Philips exiting TVs, emphasizing healthcare

Royal Philips Electronics (Amsterdam, the Netherlands) said it is exiting the television business in the U.S. and Canada, focusing instead on its healthcare, lighting and other products.

Philips-branded TVs will still be sold, but the sets will now be made under license by Funai Electric (Tokyo) for at least five years. Funai already sells Emerson, Sylvania, Symphonic and other lower-priced brands in the North American market. The company said it was taking a charge of up to 1125 million (about $196.3 million) for the Funai transition.

Organogenesis to expand Canton facility

Skin-substitute maker Organogenesis (Canton, Massachusetts) is planning to significantly expand its Canton facility.

"We are really exploding with growth, for the fifth year in a row," Organogenesis CEO Geoff MacKay said. "We really need to expand to meet the physicians' demand," he said.

The company plans to triple its Canton office space, fueled, it says, by a $12.9 million incentive package created by the state's Office of Business Development and another $5 million in state-sponsored loans.

The company said it plans to keep its 150 Dan Rd. facility and expand into two nearby buildings. "We are transforming into a campus," MacKay said. "It's a pretty aggressive expansion, in terms of the bricks and mortar."

St. Mary Medical Center to expand cardiology labs

St. Mary Medical Center (Langhorne, Pennsylvania) said that it will expand its cardiology services by adding two new procedure rooms to its cardiac cath labs. Currently home to three procedure rooms, St.
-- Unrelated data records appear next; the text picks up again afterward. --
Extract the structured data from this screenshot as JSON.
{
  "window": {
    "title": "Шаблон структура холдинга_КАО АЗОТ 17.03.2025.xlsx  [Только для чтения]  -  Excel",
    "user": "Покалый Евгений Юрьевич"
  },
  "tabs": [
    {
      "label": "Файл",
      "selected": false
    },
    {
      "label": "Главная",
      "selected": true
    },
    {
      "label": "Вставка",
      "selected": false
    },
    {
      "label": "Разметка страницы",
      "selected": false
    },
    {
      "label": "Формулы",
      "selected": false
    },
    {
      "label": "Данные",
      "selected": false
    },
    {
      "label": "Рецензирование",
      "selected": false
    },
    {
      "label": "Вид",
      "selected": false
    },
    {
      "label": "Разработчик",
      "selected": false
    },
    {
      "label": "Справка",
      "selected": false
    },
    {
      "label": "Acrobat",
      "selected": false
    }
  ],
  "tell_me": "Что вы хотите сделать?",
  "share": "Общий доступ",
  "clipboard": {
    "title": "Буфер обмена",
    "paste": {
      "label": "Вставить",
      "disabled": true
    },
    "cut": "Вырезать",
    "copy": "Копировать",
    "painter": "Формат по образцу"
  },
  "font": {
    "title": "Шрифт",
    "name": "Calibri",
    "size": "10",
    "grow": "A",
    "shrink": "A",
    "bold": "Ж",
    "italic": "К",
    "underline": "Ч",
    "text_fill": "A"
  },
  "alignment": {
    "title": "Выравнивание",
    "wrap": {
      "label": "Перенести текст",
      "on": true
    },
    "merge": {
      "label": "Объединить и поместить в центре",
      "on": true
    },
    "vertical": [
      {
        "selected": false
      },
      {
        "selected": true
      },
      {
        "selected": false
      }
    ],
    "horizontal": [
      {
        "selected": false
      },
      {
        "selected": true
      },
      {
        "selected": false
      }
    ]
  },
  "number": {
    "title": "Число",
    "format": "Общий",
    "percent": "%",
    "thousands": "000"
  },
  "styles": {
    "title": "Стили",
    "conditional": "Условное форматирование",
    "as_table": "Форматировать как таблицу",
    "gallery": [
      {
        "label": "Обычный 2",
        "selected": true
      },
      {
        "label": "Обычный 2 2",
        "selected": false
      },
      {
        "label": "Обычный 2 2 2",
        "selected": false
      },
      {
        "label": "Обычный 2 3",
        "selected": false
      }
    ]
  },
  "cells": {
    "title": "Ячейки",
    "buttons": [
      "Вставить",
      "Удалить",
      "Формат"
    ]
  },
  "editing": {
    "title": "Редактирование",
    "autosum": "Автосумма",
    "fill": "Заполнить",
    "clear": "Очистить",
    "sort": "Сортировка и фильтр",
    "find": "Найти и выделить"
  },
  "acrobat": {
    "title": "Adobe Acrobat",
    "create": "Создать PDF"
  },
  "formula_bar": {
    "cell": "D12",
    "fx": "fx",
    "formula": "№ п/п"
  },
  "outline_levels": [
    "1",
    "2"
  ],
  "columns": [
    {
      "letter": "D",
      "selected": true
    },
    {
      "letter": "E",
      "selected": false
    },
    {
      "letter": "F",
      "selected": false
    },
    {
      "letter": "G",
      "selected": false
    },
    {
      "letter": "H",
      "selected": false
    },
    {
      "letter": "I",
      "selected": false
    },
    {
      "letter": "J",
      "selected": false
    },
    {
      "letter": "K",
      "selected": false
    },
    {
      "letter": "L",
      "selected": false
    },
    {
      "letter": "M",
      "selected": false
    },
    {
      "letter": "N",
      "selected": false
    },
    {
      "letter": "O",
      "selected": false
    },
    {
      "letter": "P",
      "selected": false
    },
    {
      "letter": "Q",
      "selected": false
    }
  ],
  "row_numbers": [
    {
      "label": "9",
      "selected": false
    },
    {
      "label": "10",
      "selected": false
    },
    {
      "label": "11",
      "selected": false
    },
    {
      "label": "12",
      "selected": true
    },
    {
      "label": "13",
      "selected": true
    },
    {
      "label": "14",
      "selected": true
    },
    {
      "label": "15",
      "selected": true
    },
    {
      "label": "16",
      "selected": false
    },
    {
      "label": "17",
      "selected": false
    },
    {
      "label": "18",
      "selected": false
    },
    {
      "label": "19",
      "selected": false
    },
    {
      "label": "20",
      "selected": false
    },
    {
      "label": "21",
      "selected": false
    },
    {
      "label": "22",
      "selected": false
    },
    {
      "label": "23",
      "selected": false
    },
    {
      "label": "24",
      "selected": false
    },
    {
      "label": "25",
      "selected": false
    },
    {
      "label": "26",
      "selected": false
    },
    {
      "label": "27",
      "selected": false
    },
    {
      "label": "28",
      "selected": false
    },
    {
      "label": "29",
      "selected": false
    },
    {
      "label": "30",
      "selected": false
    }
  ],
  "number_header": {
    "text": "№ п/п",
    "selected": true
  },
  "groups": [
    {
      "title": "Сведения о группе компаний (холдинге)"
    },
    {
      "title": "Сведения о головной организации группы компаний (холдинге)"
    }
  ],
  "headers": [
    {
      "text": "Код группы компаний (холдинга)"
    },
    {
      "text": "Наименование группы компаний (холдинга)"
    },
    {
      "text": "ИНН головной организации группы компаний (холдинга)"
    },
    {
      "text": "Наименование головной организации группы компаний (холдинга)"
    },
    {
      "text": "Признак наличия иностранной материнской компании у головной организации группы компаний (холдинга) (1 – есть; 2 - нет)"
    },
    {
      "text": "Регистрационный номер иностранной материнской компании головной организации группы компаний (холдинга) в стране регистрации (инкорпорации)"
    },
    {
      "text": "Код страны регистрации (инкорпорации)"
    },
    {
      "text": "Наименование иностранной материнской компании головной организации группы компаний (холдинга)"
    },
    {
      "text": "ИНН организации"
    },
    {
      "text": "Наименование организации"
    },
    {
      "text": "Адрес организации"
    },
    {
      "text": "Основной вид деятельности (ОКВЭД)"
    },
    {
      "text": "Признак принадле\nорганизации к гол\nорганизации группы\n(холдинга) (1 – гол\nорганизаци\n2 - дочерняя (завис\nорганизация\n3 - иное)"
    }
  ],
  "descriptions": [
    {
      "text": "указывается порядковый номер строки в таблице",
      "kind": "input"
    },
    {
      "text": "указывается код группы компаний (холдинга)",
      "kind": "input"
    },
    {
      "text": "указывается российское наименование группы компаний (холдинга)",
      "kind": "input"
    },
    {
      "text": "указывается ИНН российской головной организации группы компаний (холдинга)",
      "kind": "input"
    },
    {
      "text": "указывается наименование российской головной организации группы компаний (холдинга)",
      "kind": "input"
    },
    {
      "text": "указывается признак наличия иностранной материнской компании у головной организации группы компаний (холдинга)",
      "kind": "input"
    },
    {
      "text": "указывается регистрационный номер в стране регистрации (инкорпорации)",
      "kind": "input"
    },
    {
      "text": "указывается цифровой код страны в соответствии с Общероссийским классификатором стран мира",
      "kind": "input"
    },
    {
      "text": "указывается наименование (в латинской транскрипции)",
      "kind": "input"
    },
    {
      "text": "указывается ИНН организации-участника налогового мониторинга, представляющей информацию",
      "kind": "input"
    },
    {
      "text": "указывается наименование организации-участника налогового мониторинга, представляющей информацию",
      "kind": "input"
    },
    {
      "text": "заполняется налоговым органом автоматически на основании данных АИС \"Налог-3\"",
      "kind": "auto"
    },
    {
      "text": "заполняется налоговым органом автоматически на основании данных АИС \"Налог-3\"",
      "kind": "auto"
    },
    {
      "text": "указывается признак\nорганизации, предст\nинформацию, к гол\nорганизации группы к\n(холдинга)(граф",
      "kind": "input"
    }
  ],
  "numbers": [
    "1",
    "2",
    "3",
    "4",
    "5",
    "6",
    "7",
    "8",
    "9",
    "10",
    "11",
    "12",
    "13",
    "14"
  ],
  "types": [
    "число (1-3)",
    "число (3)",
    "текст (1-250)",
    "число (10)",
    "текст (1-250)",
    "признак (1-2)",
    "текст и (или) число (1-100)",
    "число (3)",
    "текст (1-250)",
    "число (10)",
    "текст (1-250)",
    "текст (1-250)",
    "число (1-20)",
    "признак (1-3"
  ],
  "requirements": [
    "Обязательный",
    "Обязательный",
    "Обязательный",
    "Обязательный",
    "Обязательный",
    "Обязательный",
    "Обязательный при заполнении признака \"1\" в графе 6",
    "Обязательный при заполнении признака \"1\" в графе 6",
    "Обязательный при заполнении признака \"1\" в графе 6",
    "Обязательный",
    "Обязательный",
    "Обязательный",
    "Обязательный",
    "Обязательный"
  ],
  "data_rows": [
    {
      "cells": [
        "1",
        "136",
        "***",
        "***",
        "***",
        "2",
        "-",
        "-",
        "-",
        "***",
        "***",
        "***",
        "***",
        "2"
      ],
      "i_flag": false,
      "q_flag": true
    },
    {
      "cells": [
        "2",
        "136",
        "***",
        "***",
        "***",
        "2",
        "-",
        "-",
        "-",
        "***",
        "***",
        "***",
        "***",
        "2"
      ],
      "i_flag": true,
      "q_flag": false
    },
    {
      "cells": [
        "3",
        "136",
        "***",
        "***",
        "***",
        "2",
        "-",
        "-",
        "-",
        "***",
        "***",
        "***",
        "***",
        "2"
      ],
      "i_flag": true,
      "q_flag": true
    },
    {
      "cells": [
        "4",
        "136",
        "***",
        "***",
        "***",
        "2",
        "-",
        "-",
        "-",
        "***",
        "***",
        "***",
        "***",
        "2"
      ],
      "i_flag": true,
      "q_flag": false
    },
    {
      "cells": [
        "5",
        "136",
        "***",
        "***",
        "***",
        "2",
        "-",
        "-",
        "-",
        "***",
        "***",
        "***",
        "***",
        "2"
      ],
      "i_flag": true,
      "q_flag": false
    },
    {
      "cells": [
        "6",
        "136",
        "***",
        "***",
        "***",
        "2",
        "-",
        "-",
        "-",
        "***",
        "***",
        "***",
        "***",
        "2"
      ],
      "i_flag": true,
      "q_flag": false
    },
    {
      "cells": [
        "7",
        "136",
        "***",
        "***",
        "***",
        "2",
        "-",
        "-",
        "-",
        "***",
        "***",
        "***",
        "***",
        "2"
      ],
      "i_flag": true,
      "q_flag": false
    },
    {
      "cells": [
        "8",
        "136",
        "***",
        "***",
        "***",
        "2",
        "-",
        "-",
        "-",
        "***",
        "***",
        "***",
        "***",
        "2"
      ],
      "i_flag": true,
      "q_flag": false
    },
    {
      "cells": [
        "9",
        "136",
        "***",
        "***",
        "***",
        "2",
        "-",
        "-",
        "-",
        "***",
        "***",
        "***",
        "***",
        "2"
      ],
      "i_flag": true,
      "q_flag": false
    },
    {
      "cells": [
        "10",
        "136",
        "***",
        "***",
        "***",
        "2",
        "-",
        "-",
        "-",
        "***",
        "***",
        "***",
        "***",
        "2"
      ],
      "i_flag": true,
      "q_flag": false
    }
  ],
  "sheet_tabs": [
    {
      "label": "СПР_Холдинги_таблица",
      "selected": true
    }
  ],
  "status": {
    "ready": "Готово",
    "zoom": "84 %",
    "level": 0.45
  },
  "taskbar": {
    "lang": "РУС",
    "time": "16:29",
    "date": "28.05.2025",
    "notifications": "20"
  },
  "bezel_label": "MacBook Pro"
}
Mary will invest more than $30 million to make this upgrade.

To date, nearly 35,000 procedures (nearly 4,000 procedures annually) have been performed in the cath labs, making the St. Mary cardiology team one of the region's most experienced, it said. Since the cath labs were last expanded in 1999, the service has experienced a greater than 88% increase in patient volume.

St. Mary's staff consists of more than 600 physicians, 2,400 other employees and 700 volunteers.